De acordo com o professor, a terceirização interna ocorre quando uma empresa intermedeia a relação entre uma outra e um funcionário. “Não existe uma relação direta entre trabalhador e a empresa na qual ele presta serviço”. Além desse tipo de trabalho, há também outro tipo de terceirização, que relaciona-se com o processo produtivo – ao invés de a empresa concentrar suas atividades em um único lugar, distribui sua atuação em locais diversos.

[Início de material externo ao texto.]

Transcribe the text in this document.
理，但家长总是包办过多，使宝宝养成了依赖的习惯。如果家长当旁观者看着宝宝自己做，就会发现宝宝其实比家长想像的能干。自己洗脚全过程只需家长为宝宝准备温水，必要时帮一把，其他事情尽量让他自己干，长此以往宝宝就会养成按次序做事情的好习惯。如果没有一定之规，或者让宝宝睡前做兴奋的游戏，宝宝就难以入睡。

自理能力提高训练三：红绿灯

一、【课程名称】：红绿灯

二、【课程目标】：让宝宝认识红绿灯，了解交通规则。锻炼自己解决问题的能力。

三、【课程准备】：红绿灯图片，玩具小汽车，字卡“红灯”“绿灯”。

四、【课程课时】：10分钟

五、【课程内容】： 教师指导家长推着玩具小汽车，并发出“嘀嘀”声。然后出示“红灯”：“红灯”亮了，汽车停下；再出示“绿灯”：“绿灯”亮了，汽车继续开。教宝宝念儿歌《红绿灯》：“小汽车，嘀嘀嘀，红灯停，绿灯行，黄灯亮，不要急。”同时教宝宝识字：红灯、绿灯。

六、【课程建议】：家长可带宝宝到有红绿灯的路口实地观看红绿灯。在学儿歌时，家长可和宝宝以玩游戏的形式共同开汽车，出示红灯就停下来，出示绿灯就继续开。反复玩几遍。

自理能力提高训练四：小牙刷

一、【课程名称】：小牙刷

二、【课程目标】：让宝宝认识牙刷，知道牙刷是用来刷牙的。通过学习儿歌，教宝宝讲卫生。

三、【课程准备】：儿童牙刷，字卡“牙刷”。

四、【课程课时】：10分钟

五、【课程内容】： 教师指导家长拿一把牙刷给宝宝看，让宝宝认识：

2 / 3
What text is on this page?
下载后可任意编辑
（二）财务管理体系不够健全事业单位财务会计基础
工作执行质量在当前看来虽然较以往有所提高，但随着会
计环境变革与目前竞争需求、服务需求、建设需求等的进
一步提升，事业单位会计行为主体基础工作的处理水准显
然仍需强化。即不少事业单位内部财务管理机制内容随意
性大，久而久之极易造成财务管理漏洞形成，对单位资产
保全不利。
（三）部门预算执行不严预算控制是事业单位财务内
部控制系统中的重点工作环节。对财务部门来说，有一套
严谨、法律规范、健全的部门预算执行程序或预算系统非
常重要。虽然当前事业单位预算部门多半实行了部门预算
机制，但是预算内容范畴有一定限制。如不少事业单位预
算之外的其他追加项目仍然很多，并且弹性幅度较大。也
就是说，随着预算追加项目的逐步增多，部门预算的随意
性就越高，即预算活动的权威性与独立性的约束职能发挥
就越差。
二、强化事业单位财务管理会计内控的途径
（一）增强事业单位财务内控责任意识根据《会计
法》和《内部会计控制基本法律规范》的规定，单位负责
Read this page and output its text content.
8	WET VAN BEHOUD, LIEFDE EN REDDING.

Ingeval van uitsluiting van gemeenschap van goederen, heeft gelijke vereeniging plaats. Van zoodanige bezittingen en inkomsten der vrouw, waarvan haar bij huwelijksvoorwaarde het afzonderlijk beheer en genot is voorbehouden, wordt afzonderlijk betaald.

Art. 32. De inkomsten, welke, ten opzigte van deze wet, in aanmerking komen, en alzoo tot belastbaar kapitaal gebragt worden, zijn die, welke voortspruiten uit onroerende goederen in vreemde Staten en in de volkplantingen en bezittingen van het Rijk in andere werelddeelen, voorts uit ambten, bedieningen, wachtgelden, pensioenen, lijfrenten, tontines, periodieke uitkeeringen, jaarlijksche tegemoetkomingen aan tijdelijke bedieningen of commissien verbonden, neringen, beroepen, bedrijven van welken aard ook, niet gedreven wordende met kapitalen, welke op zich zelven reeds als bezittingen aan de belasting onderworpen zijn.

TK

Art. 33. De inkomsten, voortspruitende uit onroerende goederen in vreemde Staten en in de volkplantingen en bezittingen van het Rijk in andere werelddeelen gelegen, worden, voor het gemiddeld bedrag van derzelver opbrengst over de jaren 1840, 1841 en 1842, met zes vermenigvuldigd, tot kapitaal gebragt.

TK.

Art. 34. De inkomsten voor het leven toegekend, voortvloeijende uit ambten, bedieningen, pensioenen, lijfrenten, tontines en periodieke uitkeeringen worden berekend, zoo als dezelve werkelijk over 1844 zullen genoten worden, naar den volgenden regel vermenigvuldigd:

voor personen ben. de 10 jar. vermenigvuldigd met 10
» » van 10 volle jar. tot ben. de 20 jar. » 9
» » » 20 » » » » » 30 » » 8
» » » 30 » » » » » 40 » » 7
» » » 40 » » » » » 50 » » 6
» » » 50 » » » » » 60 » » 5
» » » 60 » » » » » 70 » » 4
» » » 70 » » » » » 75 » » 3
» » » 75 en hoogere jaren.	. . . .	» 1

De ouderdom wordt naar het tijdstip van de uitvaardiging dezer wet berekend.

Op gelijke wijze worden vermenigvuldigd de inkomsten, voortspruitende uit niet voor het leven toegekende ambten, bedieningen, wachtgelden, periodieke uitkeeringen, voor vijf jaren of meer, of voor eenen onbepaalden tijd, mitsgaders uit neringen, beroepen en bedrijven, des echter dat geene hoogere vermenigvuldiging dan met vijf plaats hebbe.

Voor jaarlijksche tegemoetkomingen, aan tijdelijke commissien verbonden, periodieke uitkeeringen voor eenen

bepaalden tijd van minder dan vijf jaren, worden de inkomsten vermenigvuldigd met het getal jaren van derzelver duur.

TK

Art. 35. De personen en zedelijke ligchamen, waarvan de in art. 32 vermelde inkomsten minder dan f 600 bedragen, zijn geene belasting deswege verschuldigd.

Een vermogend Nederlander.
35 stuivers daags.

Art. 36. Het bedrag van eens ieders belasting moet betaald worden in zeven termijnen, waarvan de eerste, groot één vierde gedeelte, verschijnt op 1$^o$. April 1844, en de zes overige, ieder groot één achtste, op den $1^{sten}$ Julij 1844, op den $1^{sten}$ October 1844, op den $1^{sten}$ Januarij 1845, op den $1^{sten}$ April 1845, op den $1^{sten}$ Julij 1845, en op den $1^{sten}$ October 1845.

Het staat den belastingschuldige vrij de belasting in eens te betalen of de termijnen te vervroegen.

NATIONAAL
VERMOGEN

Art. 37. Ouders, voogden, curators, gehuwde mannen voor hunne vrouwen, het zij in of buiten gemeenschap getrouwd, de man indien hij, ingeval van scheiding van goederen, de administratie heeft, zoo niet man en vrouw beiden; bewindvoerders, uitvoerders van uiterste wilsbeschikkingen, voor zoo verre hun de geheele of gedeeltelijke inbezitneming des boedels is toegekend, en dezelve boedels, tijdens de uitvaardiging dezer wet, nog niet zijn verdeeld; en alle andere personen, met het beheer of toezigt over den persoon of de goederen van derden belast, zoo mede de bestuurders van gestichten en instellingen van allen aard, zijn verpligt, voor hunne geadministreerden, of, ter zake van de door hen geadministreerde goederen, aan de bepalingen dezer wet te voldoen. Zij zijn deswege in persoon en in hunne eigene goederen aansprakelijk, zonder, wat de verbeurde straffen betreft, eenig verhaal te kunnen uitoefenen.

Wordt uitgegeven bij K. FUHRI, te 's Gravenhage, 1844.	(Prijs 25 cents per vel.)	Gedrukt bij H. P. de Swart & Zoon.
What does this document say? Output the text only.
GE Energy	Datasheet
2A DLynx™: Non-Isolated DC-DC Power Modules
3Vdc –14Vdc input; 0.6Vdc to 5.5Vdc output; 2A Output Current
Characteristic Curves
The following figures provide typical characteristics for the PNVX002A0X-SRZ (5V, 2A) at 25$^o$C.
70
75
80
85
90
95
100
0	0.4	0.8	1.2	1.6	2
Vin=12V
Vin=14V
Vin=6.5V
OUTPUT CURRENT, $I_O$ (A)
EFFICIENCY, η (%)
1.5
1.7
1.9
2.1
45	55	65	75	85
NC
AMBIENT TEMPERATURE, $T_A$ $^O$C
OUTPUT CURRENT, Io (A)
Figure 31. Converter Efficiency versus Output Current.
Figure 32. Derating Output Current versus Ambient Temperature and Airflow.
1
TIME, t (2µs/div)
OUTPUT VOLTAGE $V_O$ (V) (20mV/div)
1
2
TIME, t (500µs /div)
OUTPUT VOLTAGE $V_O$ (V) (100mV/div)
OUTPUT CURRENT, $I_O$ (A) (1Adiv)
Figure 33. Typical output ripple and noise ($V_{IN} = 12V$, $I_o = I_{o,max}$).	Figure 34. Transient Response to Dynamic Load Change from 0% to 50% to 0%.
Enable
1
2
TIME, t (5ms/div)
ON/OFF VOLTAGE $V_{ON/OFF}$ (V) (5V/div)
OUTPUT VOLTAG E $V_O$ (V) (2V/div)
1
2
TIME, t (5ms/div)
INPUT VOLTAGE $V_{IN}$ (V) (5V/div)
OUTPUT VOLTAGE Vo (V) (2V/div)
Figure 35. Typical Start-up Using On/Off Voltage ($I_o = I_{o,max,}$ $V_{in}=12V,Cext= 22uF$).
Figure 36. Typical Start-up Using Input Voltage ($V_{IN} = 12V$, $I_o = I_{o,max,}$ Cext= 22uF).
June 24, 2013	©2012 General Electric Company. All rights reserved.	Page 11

No ponto de vista de Souto Maior, esse modo de trabalho não traz benefício algum para o funcionário, apenas para a empresa. “Você pode imaginar algum tipo de benefício para a empresa, no sentido de diminuir o custo e ter menos ligação com quem presta o serviço. Mas essa relação termina por sacrificar direitos trabalhistas e pulverizar a classe trabalhadora [já que os funcionários recorrem a diferentes superiores].”

Órgãos públicos
Esta prática seria ainda mais problemática quando ocorre no setor público pois fere o que está posto na Constituição do país. “Há problemas jurídicos maiores porque a Constituição estabelece a necessidade de que a prestação de serviços no âmbito de uma entidade publica se dê por intermédio de um concurso público.” Um funcionário contratado por intermédio de uma empresa terceira trabalha como um servidor público, mas não passa pelo concurso, o que afronta a Constituição diretamente. Esse regime de contratação também dá margem para que diferenciações se deem entre os funcionários, o que pode acabar resultando em agressões físicas e verbais.

Jurisprudência
Outra dificuldade, para o professor, se dá pela maneira como a maioria dos juízes enxergam o assunto. Em sua maioria, a jurisprudência considera que as instituições públicas não possuem relação direta com o trabalhador terceirizado. “Então se houver algum problema trabalhista, como atraso de salário, problema de saúde etc, isso não atingiria o setor público e ficaria no âmbito apenas do seu empregador – aquela empresa foi contratada para aquele serviço.”

Logo, além de provar que certo direito foi desrespeitado, os trabalhadores precisam provar que não houve vistoria por parte do órgão público. “Eles terão dificuldades de receber e se forem receber da Universidade de São Paulo, por exemplo, terão que provar que a USP não fiscalizou o cumprimento dessas obrigações.”